結局それ以外特に無かったので次の話題へと変わった。

「皆に聞きたいんだけど、他にギルドメンバー集めるとしてどんな人が必要だと思う?  というか誰かお勧めの人とか居ない?」
「いる事にはいるわよ?  やっぱり頭のキレる参謀タイプが1人くらい欲しいから、図書館で有名の彼なんてどうかしら?」
「図書館で有名の彼?」

 怜央が聞き返すとコバートが答えた。

「ほら、前行った時本の山に埋まってた奴だよ。後で知ったんだが、めっっっちゃ頭いいことで有名らしいぜ?」
「なるほど、確かに良いかもしれないな」
「ただねー……」
「ただ?」

テミスは腕を組み、渋そうな顔をして言った。

「彼は変人ということでも有名なのよ。他のギルドも誘ってるけど全然乗ってこないらしいわ。お陰で今もフリーなんでしょうけど」
「そりゃまた……大変そうで。――まあわかった、候補には入れておこう。他には?」

 次に提案したのはコバートだった。

「やっぱ経験豊富な人がいいよな。場数踏んでるってだけで価値あるぜ」
「――一理あるわね。そういう人程どんな状況でも冷静な判断を下すものだし」
「ふむ……。確かにそんな人がいれば欲しいけど、引き抜きとかでないと難しいんじゃないか?」
「そこは心配ない! 今フリーでなおかつそれに当てはまる人に心当たりがある!」
「おお……いいね!」
「今度時間ある時紹介するわ!」
「頼む」

 そして怜央が他に無いか聞いたところ、もう意見も出てこなかったのでメンバー集めに関してはこれで打ち切った。
怜央はこの時、傍らに佇むリヴィアに何度も熱視線を送っていたのだが、本人が気付いていたかは定かではない。
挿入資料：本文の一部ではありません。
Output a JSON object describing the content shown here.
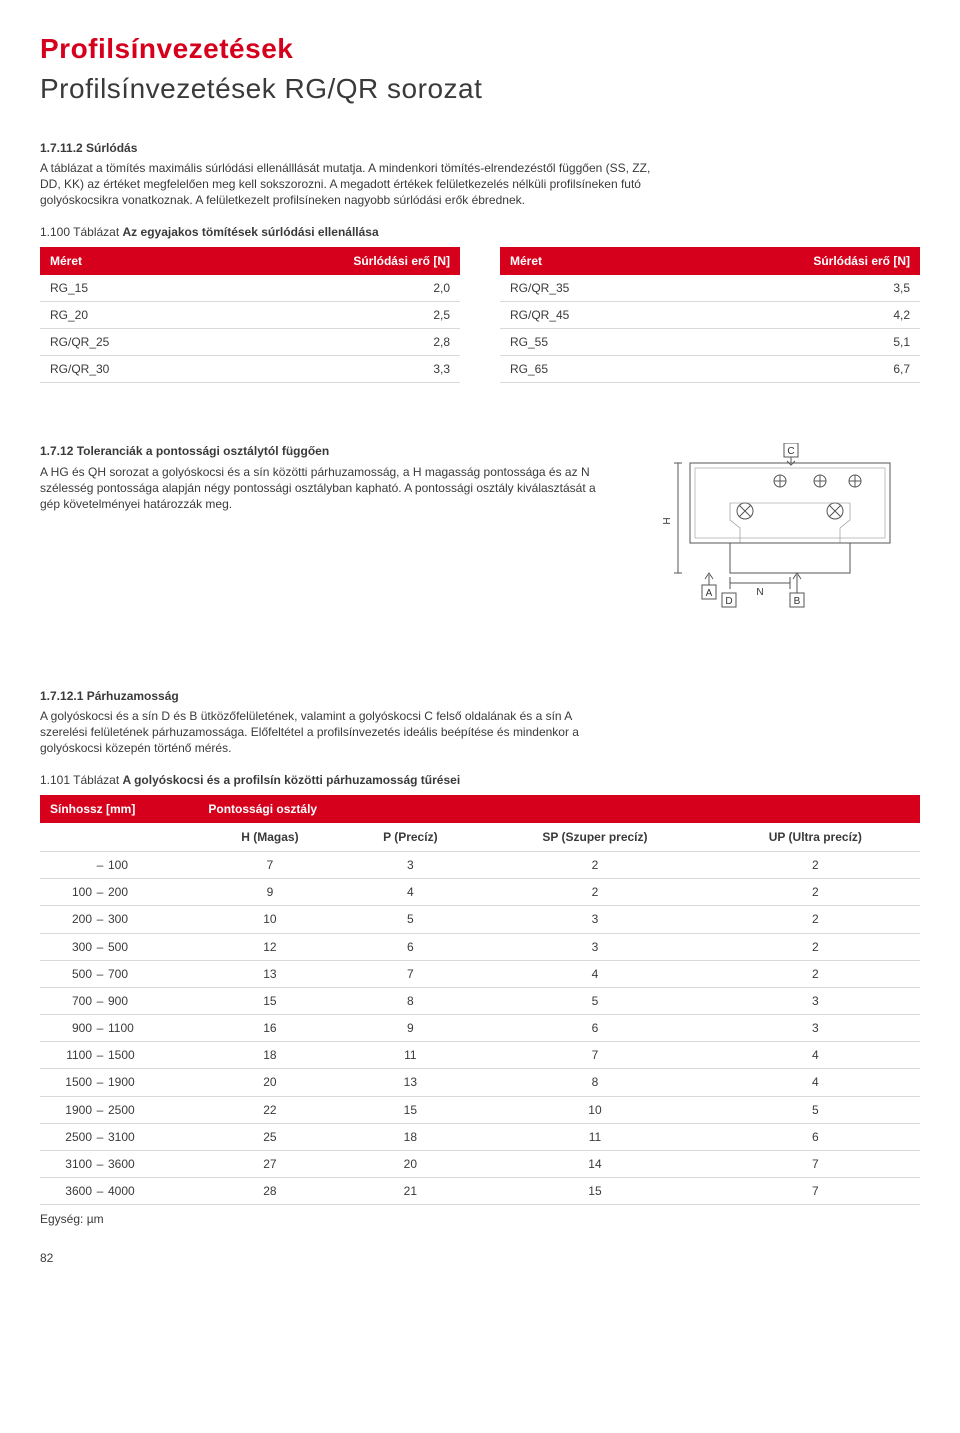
{
  "header": {
    "title": "Profilsínvezetések",
    "subtitle": "Profilsínvezetések RG/QR sorozat"
  },
  "section1": {
    "heading": "1.7.11.2 Súrlódás",
    "para": "A táblázat a tömítés maximális súrlódási ellenálllását mutatja. A mindenkori tömítés-elrendezéstől függően (SS, ZZ, DD, KK) az értéket megfelelően meg kell sokszorozni. A megadott értékek felületkezelés nélküli profilsíneken futó golyóskocsikra vonatkoznak. A felületkezelt profilsíneken nagyobb súrlódási erők ébrednek.",
    "tableCaptionLight": "1.100 Táblázat ",
    "tableCaptionBold": "Az egyajakos tömítések súrlódási ellenállása",
    "colSize": "Méret",
    "colForce": "Súrlódási erő [N]",
    "left": [
      {
        "size": "RG_15",
        "val": "2,0"
      },
      {
        "size": "RG_20",
        "val": "2,5"
      },
      {
        "size": "RG/QR_25",
        "val": "2,8"
      },
      {
        "size": "RG/QR_30",
        "val": "3,3"
      }
    ],
    "right": [
      {
        "size": "RG/QR_35",
        "val": "3,5"
      },
      {
        "size": "RG/QR_45",
        "val": "4,2"
      },
      {
        "size": "RG_55",
        "val": "5,1"
      },
      {
        "size": "RG_65",
        "val": "6,7"
      }
    ]
  },
  "section2": {
    "heading": "1.7.12 Toleranciák a pontossági osztálytól függően",
    "para": "A HG és QH sorozat a golyóskocsi és a sín közötti párhuzamosság, a H magasság pontossága és az N szélesség pontossága alapján négy pontossági osztályban kapható. A pontossági osztály kiválasztását a gép követelményei határozzák meg.",
    "labels": {
      "C": "C",
      "H": "H",
      "N": "N",
      "A": "A",
      "B": "B",
      "D": "D"
    }
  },
  "section3": {
    "heading": "1.7.12.1 Párhuzamosság",
    "para": "A golyóskocsi és a sín D és B ütközőfelületének, valamint a golyóskocsi C felső oldalának és a sín A szerelési felületének párhuzamossága. Előfeltétel a profilsínvezetés ideális beépítése és mindenkor a golyóskocsi közepén történő mérés.",
    "tableCaptionLight": "1.101 Táblázat ",
    "tableCaptionBold": "A golyóskocsi és a profilsín közötti párhuzamosság tűrései",
    "colRail": "Sínhossz [mm]",
    "colClass": "Pontossági osztály",
    "classes": [
      "H (Magas)",
      "P (Precíz)",
      "SP (Szuper precíz)",
      "UP (Ultra precíz)"
    ],
    "rows": [
      {
        "range": [
          "–",
          "100"
        ],
        "vals": [
          "7",
          "3",
          "2",
          "2"
        ]
      },
      {
        "range": [
          "100",
          "200"
        ],
        "vals": [
          "9",
          "4",
          "2",
          "2"
        ]
      },
      {
        "range": [
          "200",
          "300"
        ],
        "vals": [
          "10",
          "5",
          "3",
          "2"
        ]
      },
      {
        "range": [
          "300",
          "500"
        ],
        "vals": [
          "12",
          "6",
          "3",
          "2"
        ]
      },
      {
        "range": [
          "500",
          "700"
        ],
        "vals": [
          "13",
          "7",
          "4",
          "2"
        ]
      },
      {
        "range": [
          "700",
          "900"
        ],
        "vals": [
          "15",
          "8",
          "5",
          "3"
        ]
      },
      {
        "range": [
          "900",
          "1100"
        ],
        "vals": [
          "16",
          "9",
          "6",
          "3"
        ]
      },
      {
        "range": [
          "1100",
          "1500"
        ],
        "vals": [
          "18",
          "11",
          "7",
          "4"
        ]
      },
      {
        "range": [
          "1500",
          "1900"
        ],
        "vals": [
          "20",
          "13",
          "8",
          "4"
        ]
      },
      {
        "range": [
          "1900",
          "2500"
        ],
        "vals": [
          "22",
          "15",
          "10",
          "5"
        ]
      },
      {
        "range": [
          "2500",
          "3100"
        ],
        "vals": [
          "25",
          "18",
          "11",
          "6"
        ]
      },
      {
        "range": [
          "3100",
          "3600"
        ],
        "vals": [
          "27",
          "20",
          "14",
          "7"
        ]
      },
      {
        "range": [
          "3600",
          "4000"
        ],
        "vals": [
          "28",
          "21",
          "15",
          "7"
        ]
      }
    ],
    "unit": "Egység: µm"
  },
  "pageNumber": "82"
}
「そういえば話は変わるけど、結局怜央はどこの学部にするのよ? 選択の締切までそんな無いわよ?」
「学部かー。特に取りたいと思ってる講義には特定の学部じゃないと受けられないっていう講義もないんだよなあ……。とりあえず、俺の能力を考えると異能学部が順当かな」

 アリータはデザートのアイスに手を付け始めた。

「決まってるなら早めにしといた方がいいわ。携帯から登録できるし、一瞬で終わるわよ」
「ああ、今夜にでも登録するよ」

 気を使ってくれたことに感謝しつつ、怜央はある程度腹も膨れたので席を立った。
怜央はテーブルの隅で書類に記入すると、それを持って出かける素振りを見せた。

「夏目様、これからお出かけですか?」
「ああ、どうせだからもう出してこようと思ってさ」

 怜央はシエロに書類を掲げ見せた。

「そういうことでしたら、私も一緒に行きます!」
「そんなわざわざ来なくても大丈夫だよ」
「いえ! 街にも慣れたいですし、ここは是非!」

 引かないシエロに怜央は折れた。

「わかった。じゃあ行こうか」
「はい!」
「どうせならミカエルも一緒に見て回る?」
「よろしいのですか?」
「勿論」

 こうして、シエロとテミスを連れて、学生課へと赴くことになった。